Eu sei que estás aí, como um animal encolhido num canto com medo de ser descoberto. A observar tudo à sua volta, para não deixar escapar o mais infimo promenor, o mínimo passo da sua presa. Pronto para atacar, desencolher-se e fazer-se grande, o maior de todos. Mas a fome voltará sempre e presa nem sempre será alcançada. Espera. Não és um animal. És tu, com conceitos e palavras diferentes que se podem adequar a ti. Podes continuar aí, quem sabe a observar-me secretamente através das paredes, saber tudo o que faço e até ver-me nua. Uma conclusão é certa, continuarás a não saber absolutamente nada de mim nem do que vai acontecer a seguir. 

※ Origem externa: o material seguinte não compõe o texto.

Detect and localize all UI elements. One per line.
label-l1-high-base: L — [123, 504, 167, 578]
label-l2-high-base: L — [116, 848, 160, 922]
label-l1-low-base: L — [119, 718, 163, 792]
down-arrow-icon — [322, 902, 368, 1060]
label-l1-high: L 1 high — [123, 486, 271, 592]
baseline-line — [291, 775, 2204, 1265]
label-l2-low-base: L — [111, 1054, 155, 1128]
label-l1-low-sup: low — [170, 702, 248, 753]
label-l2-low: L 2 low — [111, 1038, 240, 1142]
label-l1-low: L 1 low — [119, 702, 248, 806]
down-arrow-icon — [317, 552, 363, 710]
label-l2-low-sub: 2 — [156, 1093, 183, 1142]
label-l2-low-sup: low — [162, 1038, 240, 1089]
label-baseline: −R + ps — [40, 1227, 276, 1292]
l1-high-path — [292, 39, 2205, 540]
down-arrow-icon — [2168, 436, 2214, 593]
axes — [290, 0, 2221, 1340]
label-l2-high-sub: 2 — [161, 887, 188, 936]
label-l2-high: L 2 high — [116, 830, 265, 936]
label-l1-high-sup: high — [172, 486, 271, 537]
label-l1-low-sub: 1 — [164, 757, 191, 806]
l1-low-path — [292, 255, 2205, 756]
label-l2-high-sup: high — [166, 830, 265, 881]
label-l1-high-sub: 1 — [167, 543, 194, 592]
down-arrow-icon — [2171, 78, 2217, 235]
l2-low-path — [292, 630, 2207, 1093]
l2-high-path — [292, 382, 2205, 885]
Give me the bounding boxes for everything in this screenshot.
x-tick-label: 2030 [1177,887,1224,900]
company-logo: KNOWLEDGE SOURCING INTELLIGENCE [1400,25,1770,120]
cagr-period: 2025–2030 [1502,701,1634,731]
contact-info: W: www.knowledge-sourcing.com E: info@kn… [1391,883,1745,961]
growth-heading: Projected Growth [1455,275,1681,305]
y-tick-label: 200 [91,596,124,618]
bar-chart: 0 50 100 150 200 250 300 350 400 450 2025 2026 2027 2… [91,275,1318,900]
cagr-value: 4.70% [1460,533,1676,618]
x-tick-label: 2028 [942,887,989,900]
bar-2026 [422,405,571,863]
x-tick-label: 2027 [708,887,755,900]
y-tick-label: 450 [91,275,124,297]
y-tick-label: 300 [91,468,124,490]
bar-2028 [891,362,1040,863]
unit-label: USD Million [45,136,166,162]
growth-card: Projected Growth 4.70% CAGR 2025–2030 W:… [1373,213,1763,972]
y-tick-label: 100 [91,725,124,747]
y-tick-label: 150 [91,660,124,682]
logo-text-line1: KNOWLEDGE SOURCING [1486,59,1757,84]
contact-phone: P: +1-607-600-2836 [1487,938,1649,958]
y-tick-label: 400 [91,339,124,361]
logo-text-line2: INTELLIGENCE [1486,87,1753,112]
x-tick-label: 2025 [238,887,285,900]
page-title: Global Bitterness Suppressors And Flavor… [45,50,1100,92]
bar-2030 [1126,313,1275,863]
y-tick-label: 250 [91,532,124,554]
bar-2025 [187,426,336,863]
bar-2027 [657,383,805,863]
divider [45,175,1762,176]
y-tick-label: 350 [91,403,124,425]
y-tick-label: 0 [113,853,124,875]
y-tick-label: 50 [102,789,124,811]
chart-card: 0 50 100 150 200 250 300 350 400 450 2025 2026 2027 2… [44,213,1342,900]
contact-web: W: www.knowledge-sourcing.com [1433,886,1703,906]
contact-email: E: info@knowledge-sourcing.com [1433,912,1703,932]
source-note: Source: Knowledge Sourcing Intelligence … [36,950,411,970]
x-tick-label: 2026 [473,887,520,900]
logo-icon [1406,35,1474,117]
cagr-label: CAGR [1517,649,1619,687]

Que ironia! (...) O ponto fraco de quem segue alguém é nunca pensar que pode estar a ser seguido. 
H.M.

Estende esse corpo num sítio confortável e sonha comigo: estamos de mãos dadas a caminhar por uma vereda desconhecida, sem pressa. Nessa longa caminhada, há momentos de "olhos nos olhos", "lábios nos lábios", somos a mesma terra. A vereda não tem fim e certamente morreremos com as mãos coladas a meio do caminho da eternidade. Se eu morrer primeiro, serás capaz de criar uma cor que não existe e tingir com ela alguma parte do teu corpo, mesmo sabendo que isto não passa de um sonho e estás adormecido?

Acorda. Recorda-te de tudo. Só quando te sentires capaz de criar a cor dos teus sonhos e infiltra-la em ti por mim saberás quem sou. Seremos um só.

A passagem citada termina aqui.